Jimmy Eat World's Jim Adkins Loves a Good Short Story


If Jimmy Eat World’s emotionally-driven songs have ever seemed like miniature stories it might be because frontman Jim Adkins has a longstanding interest in short stories. The musician, who admits he didn’t start reading for pleasure until high school, has always been compelled by American writers like Richard Ford and Thom Jones, who are known for perfecting short form fiction. Jimmy Eat World explored literary themes on their 1999 album Clarity, which features a song called “Goodbye Sky Harbor” that Adkins lifted from a John Irving novel. Since then the band’s fictional tendencies have come in the form of narrative-based songs. On the band’s new album Damage, Adkins was compelled to pen breakup songs, each of which reveal Adkins’ interest in dark-leaning narratives.

Hive spoke with Adkins about why he prefers short stories, how his literary influences pervade his music and why a musical adaptation of Tom Hardy poem is likely not forthcoming.

What was your entry point into reading as a kid?

I think the first book I can remember being really excited about reading was probably Fear and Loathing in Las Vegas. Which is a strange. I’d always been forced to read Dickens and stuff that I would later like. Reading in early development and junior high didn’t really have an interest for me. I would rather have been out skating or playing guitar or something. Reading for my own enjoyment really didn’t begin until high school. I read a lot of Ayn Rand in high school too. I’m not one of “those people” but I did read it. Her writing style engaged me.

Once you started reading for pleasure, was there a certain type of book you were most attracted to?

I got really into short stories. I picked up a copy of the Vintage Books’ Contemporary American Short Stories. It had people like Richard Ford and Thom Jones and Raymond Carver. I was sort of lost in the bookstore one day and I picked that up. I thought it might be a good way to expose myself to people I might not be familiar with. It just blew my mind, you know? I really couldn’t get enough of that. I gravitate a lot more toward short stories. A really well-crafted short story is a lot like a really well-crafted song. You can get through it in one sitting. I like the idea of trying to compress an idea in a concise way. [The idea of] having your arc be compressed in a concise way is a lot like songwriting.
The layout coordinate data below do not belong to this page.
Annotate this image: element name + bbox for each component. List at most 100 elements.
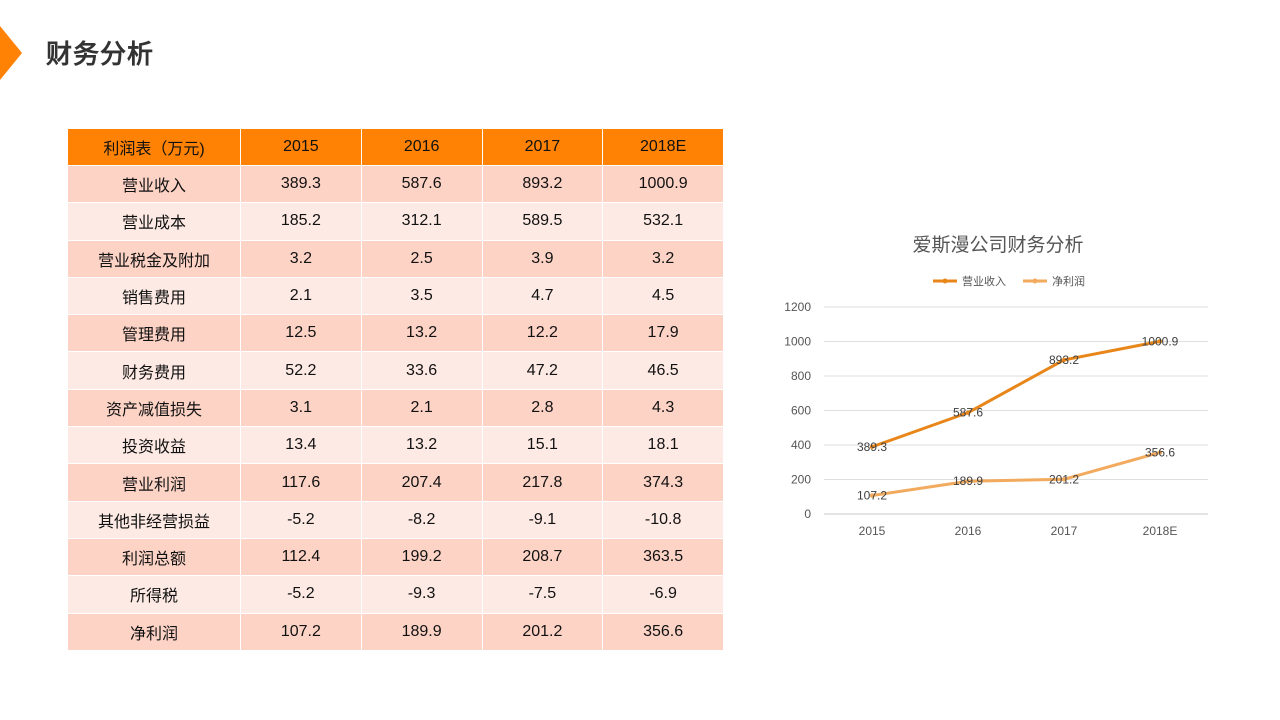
value-cell: 2.1 — [361, 389, 483, 428]
chart-series — [869, 339, 1163, 498]
y-tick-label: 800 — [791, 369, 811, 383]
data-point — [1061, 357, 1067, 363]
chart-gridlines — [824, 306, 1208, 515]
data-point — [1157, 339, 1163, 344]
table-row: 其他非经营损益 -5.2 -8.2 -9.1 -10.8 — [68, 501, 724, 539]
y-tick-label: 1200 — [784, 300, 811, 314]
value-cell: 2.8 — [482, 389, 604, 428]
header-cell: 2017 — [482, 129, 604, 166]
row-label-cell: 财务费用 — [68, 352, 241, 390]
value-cell: 389.3 — [241, 166, 362, 204]
value-cell: 589.5 — [482, 203, 604, 241]
value-cell: 189.9 — [361, 613, 483, 651]
table-row: 净利润 107.2 189.9 201.2 356.6 — [68, 613, 724, 651]
value-cell: 17.9 — [603, 315, 724, 353]
value-cell: 46.5 — [603, 352, 724, 390]
row-label-cell: 营业税金及附加 — [68, 240, 241, 278]
table-header-row: 利润表（万元) 2015 2016 2017 2018E — [68, 129, 724, 166]
value-cell: 13.2 — [361, 427, 483, 465]
page-title: 财务分析 — [46, 39, 155, 69]
table-row: 营业成本 185.2 312.1 589.5 532.1 — [68, 203, 724, 241]
data-label: 389.3 — [857, 440, 887, 454]
table-row: 营业收入 389.3 587.6 893.2 1000.9 — [68, 166, 724, 204]
title-accent-triangle — [0, 26, 22, 80]
chart-x-axis: 2015 2016 2017 2018E — [859, 524, 1178, 538]
value-cell: 12.5 — [241, 315, 362, 353]
value-cell: -5.2 — [241, 576, 362, 614]
data-point — [1061, 477, 1067, 482]
row-label-cell: 所得税 — [68, 576, 241, 614]
table-row: 营业利润 117.6 207.4 217.8 374.3 — [68, 464, 724, 502]
row-label-cell: 利润总额 — [68, 538, 241, 577]
row-label-cell: 净利润 — [68, 613, 241, 651]
table-body: 营业收入 389.3 587.6 893.2 1000.9 营业成本 185.2 312.1 5… — [68, 166, 724, 651]
value-cell: 112.4 — [241, 538, 362, 577]
row-label-cell: 投资收益 — [68, 427, 241, 465]
table-row: 销售费用 2.1 3.5 4.7 4.5 — [68, 277, 724, 316]
value-cell: 3.9 — [482, 240, 604, 278]
value-cell: 33.6 — [361, 352, 483, 390]
y-tick-label: 600 — [791, 404, 811, 418]
y-tick-label: 400 — [791, 438, 811, 452]
value-cell: 4.5 — [603, 277, 724, 316]
data-point — [869, 493, 875, 498]
row-label-cell: 其他非经营损益 — [68, 501, 241, 539]
value-cell: 4.7 — [482, 277, 604, 316]
value-cell: 13.4 — [241, 427, 362, 465]
header-cell: 2015 — [241, 129, 362, 166]
data-point — [1157, 450, 1163, 455]
series-line-1 — [870, 339, 1162, 449]
value-cell: 47.2 — [482, 352, 604, 390]
value-cell: -9.1 — [482, 501, 604, 539]
value-cell: 208.7 — [482, 538, 604, 577]
header-cell: 2016 — [361, 129, 483, 166]
data-label: 107.2 — [857, 489, 887, 503]
value-cell: 587.6 — [361, 166, 483, 204]
y-tick-label: 1000 — [784, 335, 811, 349]
legend-marker — [942, 278, 948, 284]
data-label: 356.6 — [1145, 445, 1175, 459]
header-cell: 利润表（万元) — [68, 129, 241, 166]
value-cell: 18.1 — [603, 427, 724, 465]
data-label: 587.6 — [953, 406, 983, 420]
row-label-cell: 营业成本 — [68, 203, 241, 241]
legend-label: 营业收入 — [962, 274, 1006, 288]
value-cell: 2.1 — [241, 277, 362, 316]
value-cell: 893.2 — [482, 166, 604, 204]
data-label: 189.9 — [953, 474, 983, 488]
table-row: 管理费用 12.5 13.2 12.2 17.9 — [68, 315, 724, 353]
table-row: 资产减值损失 3.1 2.1 2.8 4.3 — [68, 389, 724, 428]
row-label-cell: 管理费用 — [68, 315, 241, 353]
x-tick-label: 2018E — [1143, 524, 1178, 538]
chart-data-labels: 389.3 587.6 893.2 1000.9 107.2 189.9 201.2 356.… — [857, 334, 1179, 502]
chart-y-axis: 0 200 400 600 800 1000 1200 — [784, 300, 811, 521]
value-cell: 217.8 — [482, 464, 604, 502]
value-cell: 3.2 — [603, 240, 724, 278]
value-cell: -8.2 — [361, 501, 483, 539]
x-tick-label: 2015 — [859, 524, 886, 538]
value-cell: -9.3 — [361, 576, 483, 614]
table-row: 财务费用 52.2 33.6 47.2 46.5 — [68, 352, 724, 390]
x-tick-label: 2017 — [1051, 524, 1078, 538]
value-cell: -5.2 — [241, 501, 362, 539]
data-label: 201.2 — [1049, 472, 1079, 486]
legend-label: 净利润 — [1052, 274, 1085, 288]
value-cell: 356.6 — [603, 613, 724, 651]
y-tick-label: 0 — [804, 507, 811, 521]
income-statement-table: 利润表（万元) 2015 2016 2017 2018E 营业收入 389.3 58… — [68, 129, 724, 651]
data-label: 893.2 — [1049, 353, 1079, 367]
value-cell: 3.5 — [361, 277, 483, 316]
row-label-cell: 销售费用 — [68, 277, 241, 316]
legend-marker — [1032, 278, 1038, 284]
value-cell: 13.2 — [361, 315, 483, 353]
data-point — [965, 479, 971, 484]
value-cell: 12.2 — [482, 315, 604, 353]
row-label-cell: 资产减值损失 — [68, 389, 241, 428]
value-cell: 3.1 — [241, 389, 362, 428]
value-cell: 374.3 — [603, 464, 724, 502]
chart-title: 爱斯漫公司财务分析 — [912, 234, 1083, 256]
data-point — [965, 410, 971, 415]
value-cell: 532.1 — [603, 203, 724, 241]
table-row: 营业税金及附加 3.2 2.5 3.9 3.2 — [68, 240, 724, 278]
value-cell: -10.8 — [603, 501, 724, 539]
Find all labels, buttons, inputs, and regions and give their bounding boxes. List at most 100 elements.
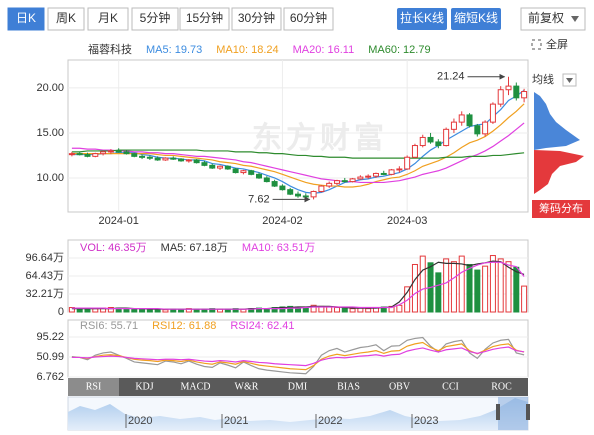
- period-tab[interactable]: [179, 7, 230, 31]
- period-tab[interactable]: [7, 7, 45, 31]
- candle-body: [232, 168, 239, 174]
- period-tab-label: 15分钟: [186, 10, 223, 25]
- volume-bar: [107, 307, 114, 313]
- volume-bar: [411, 263, 418, 313]
- series-line: [71, 103, 525, 188]
- zoom-button[interactable]: [397, 8, 447, 30]
- candle-body: [489, 103, 496, 123]
- volume-bar: [435, 272, 442, 313]
- candle-body: [396, 168, 403, 171]
- y-tick-label: 15.00: [36, 127, 64, 139]
- overview-year: 2021: [224, 415, 248, 427]
- candle-body: [107, 150, 114, 153]
- volume-bar: [310, 304, 317, 313]
- period-tab[interactable]: [131, 7, 179, 31]
- legend-entry: RSI12: 61.88: [152, 320, 216, 332]
- candle-body: [170, 157, 177, 160]
- series-line: [71, 261, 525, 310]
- volume-bar: [404, 286, 411, 313]
- indicator-tab[interactable]: RSI: [86, 381, 102, 392]
- legend-entry: MA60: 12.79: [368, 44, 430, 56]
- overview-window[interactable]: [498, 397, 528, 430]
- period-tab[interactable]: [283, 7, 334, 31]
- indicator-tab[interactable]: CCI: [442, 381, 459, 392]
- y-tick-label: 50.99: [36, 351, 64, 363]
- volume-bar: [68, 307, 75, 313]
- indicator-tab[interactable]: DMI: [288, 381, 307, 392]
- volume-bar: [326, 306, 333, 313]
- watermark: 东方财富: [252, 121, 388, 155]
- candle-body: [76, 153, 83, 156]
- period-tab-label: 月K: [98, 11, 118, 25]
- candle-body: [435, 141, 442, 147]
- candle-body: [92, 153, 99, 157]
- candle-body: [115, 150, 122, 153]
- volume-bar: [505, 261, 512, 313]
- indicator-bar: [68, 378, 528, 396]
- y-tick-label: 32.21万: [25, 288, 64, 300]
- candle-body: [279, 185, 286, 191]
- candle-body: [302, 195, 309, 198]
- series-line: [71, 346, 525, 367]
- volume-bar: [396, 304, 403, 313]
- volume-bar: [349, 308, 356, 313]
- candle-body: [84, 154, 91, 157]
- candle-body: [482, 121, 489, 135]
- candle-body: [154, 157, 161, 161]
- adjust-select[interactable]: [520, 7, 586, 31]
- zoom-button[interactable]: [451, 8, 501, 30]
- indicator-tab[interactable]: ROC: [491, 381, 512, 392]
- volume-bar: [466, 263, 473, 313]
- candle-body: [123, 151, 130, 155]
- adjust-select-label: 前复权: [528, 10, 564, 25]
- volume-bar: [521, 285, 528, 313]
- overview-area: [68, 398, 528, 430]
- candle-body: [388, 169, 395, 175]
- volume-bar: [341, 307, 348, 313]
- fullscreen-label[interactable]: 全屏: [546, 37, 568, 51]
- legend-entry: VOL: 46.35万: [80, 242, 147, 254]
- legend-entry: MA10: 63.51万: [242, 242, 315, 254]
- indicator-tab[interactable]: MACD: [180, 381, 210, 392]
- candle-body: [341, 180, 348, 183]
- chip-button-label: 筹码分布: [539, 201, 583, 215]
- y-tick-label: 10.00: [36, 172, 64, 184]
- fullscreen-icon[interactable]: [531, 39, 542, 50]
- candle-body: [201, 162, 208, 166]
- indicator-tab[interactable]: OBV: [389, 381, 411, 392]
- overview-handle[interactable]: [496, 404, 500, 420]
- volume-bar: [287, 305, 294, 313]
- period-tab[interactable]: [231, 7, 282, 31]
- candle-body: [505, 85, 512, 91]
- chip-button[interactable]: [532, 200, 590, 218]
- legend-entry: RSI6: 55.71: [80, 320, 138, 332]
- overview-year: 2022: [318, 415, 342, 427]
- y-tick-label: 96.64万: [25, 252, 64, 264]
- indicator-tab[interactable]: W&R: [235, 381, 259, 392]
- candle-body: [466, 114, 473, 127]
- candle-body: [209, 164, 216, 169]
- candle-body: [521, 91, 528, 99]
- candle-body: [139, 155, 146, 158]
- period-tab[interactable]: [87, 7, 129, 31]
- candle-body: [178, 158, 185, 162]
- indicator-tab[interactable]: BIAS: [337, 381, 360, 392]
- overview-handle[interactable]: [526, 404, 530, 420]
- indicator-tab[interactable]: KDJ: [135, 381, 153, 392]
- chip-profile-red: [534, 150, 584, 194]
- candle-body: [372, 172, 379, 177]
- candle-body: [357, 176, 364, 180]
- period-tab[interactable]: [47, 7, 85, 31]
- candle-body: [513, 85, 520, 99]
- candle-body: [162, 157, 169, 161]
- candle-body: [458, 114, 465, 123]
- plot-frame: [67, 59, 529, 213]
- period-tab-label: 5分钟: [140, 10, 171, 25]
- y-tick-label: 6.762: [36, 371, 64, 383]
- volume-bar: [146, 309, 153, 313]
- legend-entry: RSI24: 62.41: [230, 320, 294, 332]
- indicator-tab-active[interactable]: [68, 378, 119, 396]
- candle-body: [287, 189, 294, 195]
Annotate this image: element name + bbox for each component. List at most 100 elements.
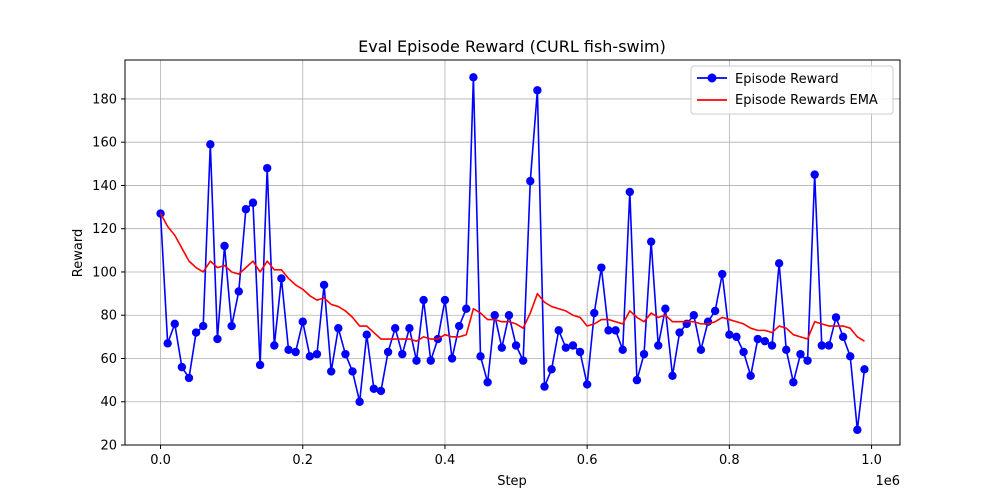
legend-box (690, 65, 894, 115)
y-tick-label: 100 (92, 265, 117, 280)
data-point-episode-reward (255, 360, 265, 370)
data-point-episode-reward (597, 263, 606, 272)
data-point-episode-reward (355, 397, 364, 406)
data-point-episode-reward (696, 345, 706, 355)
data-point-episode-reward (284, 345, 293, 355)
x-tick-label: 0.2 (292, 453, 313, 468)
chart-title: Eval Episode Reward (CURL fish-swim) (358, 37, 666, 56)
data-point-episode-reward (732, 332, 741, 342)
data-point-episode-reward (504, 311, 514, 320)
data-point-episode-reward (497, 343, 507, 352)
data-point-episode-reward (369, 384, 379, 393)
data-point-episode-reward (753, 334, 762, 344)
x-axis-label: Step (497, 474, 527, 489)
y-tick-label: 60 (100, 352, 117, 367)
data-point-episode-reward (490, 311, 499, 320)
data-point-episode-reward (511, 341, 521, 350)
data-point-episode-reward (838, 332, 848, 342)
data-point-episode-reward (291, 347, 300, 357)
data-point-episode-reward (625, 187, 635, 197)
series-line-episode-rewards-ema (159, 213, 865, 342)
data-point-episode-reward (782, 345, 791, 355)
data-point-episode-reward (334, 324, 343, 333)
data-point-episode-reward (789, 378, 798, 387)
data-point-episode-reward (718, 269, 727, 279)
data-point-episode-reward (604, 326, 613, 335)
data-point-episode-reward (248, 198, 258, 207)
data-point-episode-reward (853, 425, 862, 435)
data-point-episode-reward (817, 341, 826, 350)
data-point-episode-reward (341, 349, 350, 359)
data-point-episode-reward (654, 341, 663, 350)
data-point-episode-reward (170, 319, 179, 329)
data-point-episode-reward (206, 140, 215, 149)
data-point-episode-reward (199, 321, 208, 331)
x-tick-label: 0.8 (719, 453, 740, 468)
series-layer (156, 73, 869, 435)
data-point-episode-reward (156, 209, 165, 218)
data-point-episode-reward (419, 295, 428, 305)
data-point-episode-reward (469, 73, 478, 82)
legend-marker-episode-reward (707, 73, 717, 83)
data-point-episode-reward (220, 241, 229, 251)
data-point-episode-reward (234, 287, 243, 296)
data-point-episode-reward (582, 380, 592, 389)
x-tick-label: 0.4 (435, 453, 456, 468)
series-line-episode-reward (159, 76, 866, 431)
data-point-episode-reward (831, 313, 841, 322)
data-point-episode-reward (383, 347, 393, 357)
data-point-episode-reward (739, 347, 748, 357)
data-point-episode-reward (760, 336, 770, 346)
data-point-episode-reward (575, 347, 585, 357)
y-tick-label: 160 (92, 136, 117, 151)
y-tick-label: 140 (92, 179, 117, 194)
data-point-episode-reward (298, 317, 307, 326)
data-point-episode-reward (639, 349, 649, 359)
data-point-episode-reward (860, 365, 869, 374)
x-tick-label: 0.6 (577, 453, 598, 468)
y-tick-label: 180 (92, 92, 117, 107)
data-point-episode-reward (454, 321, 464, 331)
data-point-episode-reward (398, 349, 407, 359)
data-point-episode-reward (540, 382, 549, 391)
data-point-episode-reward (440, 295, 450, 305)
data-point-episode-reward (533, 86, 542, 95)
data-point-episode-reward (476, 352, 485, 361)
data-point-episode-reward (846, 352, 855, 361)
data-point-episode-reward (483, 378, 492, 387)
data-point-episode-reward (810, 170, 819, 179)
data-point-episode-reward (824, 341, 834, 350)
data-point-episode-reward (547, 365, 556, 374)
legend: Episode Reward Episode Rewards EMA (690, 65, 894, 115)
y-tick-label: 120 (92, 222, 117, 237)
legend-label-episode-reward: Episode Reward (735, 72, 839, 87)
legend-label-episode-rewards-ema: Episode Rewards EMA (735, 93, 878, 108)
data-point-episode-reward (632, 375, 642, 385)
data-point-episode-reward (518, 356, 528, 365)
y-tick-label: 80 (100, 309, 117, 324)
data-point-episode-reward (689, 311, 699, 320)
data-point-episode-reward (675, 328, 684, 337)
x-tick-label: 1.0 (861, 453, 882, 468)
data-point-episode-reward (561, 343, 571, 352)
data-point-episode-reward (710, 306, 720, 316)
data-point-episode-reward (376, 386, 386, 396)
data-point-episode-reward (646, 237, 656, 246)
data-point-episode-reward (774, 259, 784, 268)
data-point-episode-reward (405, 324, 414, 333)
data-point-episode-reward (412, 356, 421, 365)
plot-frame (124, 59, 901, 446)
data-point-episode-reward (163, 339, 172, 348)
data-point-episode-reward (177, 362, 187, 372)
data-point-episode-reward (767, 341, 777, 350)
data-point-episode-reward (668, 371, 677, 380)
data-point-episode-reward (319, 280, 329, 290)
x-tick-label: 0.0 (150, 453, 171, 468)
data-point-episode-reward (661, 304, 670, 313)
data-point-episode-reward (526, 176, 535, 186)
data-point-episode-reward (277, 274, 286, 283)
data-point-episode-reward (390, 324, 400, 333)
data-point-episode-reward (270, 341, 279, 350)
data-point-episode-reward (362, 330, 371, 339)
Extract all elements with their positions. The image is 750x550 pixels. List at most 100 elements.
Have you ever taken something you’ve read and wanted to interpret that into one of your songs?

Yeah. There’s a song of ours called “Goodbye Sky Harbor” that’s mostly about the character Owen Meany from A Prayer for Owen Meany by John Irving. I think I just wanted to try to do it. I think because Anthrax always had a Stephen King song on their records, I wanted to try doing it.

Have you done that with any subsequent songs or albums?

I read a lot all the time, I’m sure some stuff sinks in there. Sinks its way into things, but not intentionally. I haven’t read a story and decided I need to write a song around this. It’s never something I rule out, but I don’t think I have done that – not at that level anyway. There was a minute where I was trying to adapt Thomas Hardy poems to songs. It worked to some degree but I haven’t put anything on a record.

Maybe for a future concept EP?

I don’t know if the vernacular would really translate. I don’t know if you’d want to sit through that for a whole album, but it’s kind of fun actually.

Is a particular book or story that you’d recommend to someone that’s been a longtime fan of Jimmy Eat World?

That is a hard question. I think this book of Contemporary American Short Stories is a great place to start. I guess also Richard Ford short stories. There’s a book called Women With Men that’s kind of spinning on everything else we’ve been talking about. Thom Jones, any of his books are really good. Cold Snap. Sonny Liston Was a Friend of Mine. That’s a good one.

Have you ever written any kind of fiction yourself?

Outside of the music world, no. There’s so much in music that you don’t have to explain. Maybe if you put your proverbial 10,000 hours into writing then you would just think writing, but I just think playing music. And it’s almost that I don’t have to think playing music, it just sort of happens, depending on how I’m feeling. For me it seems like the discipline of writing is a pretty raw, pretty intense discipline. I’ve always been too chicken to try it. You can’t hide behind a smoke machine and leather chaps when you’re writing prose.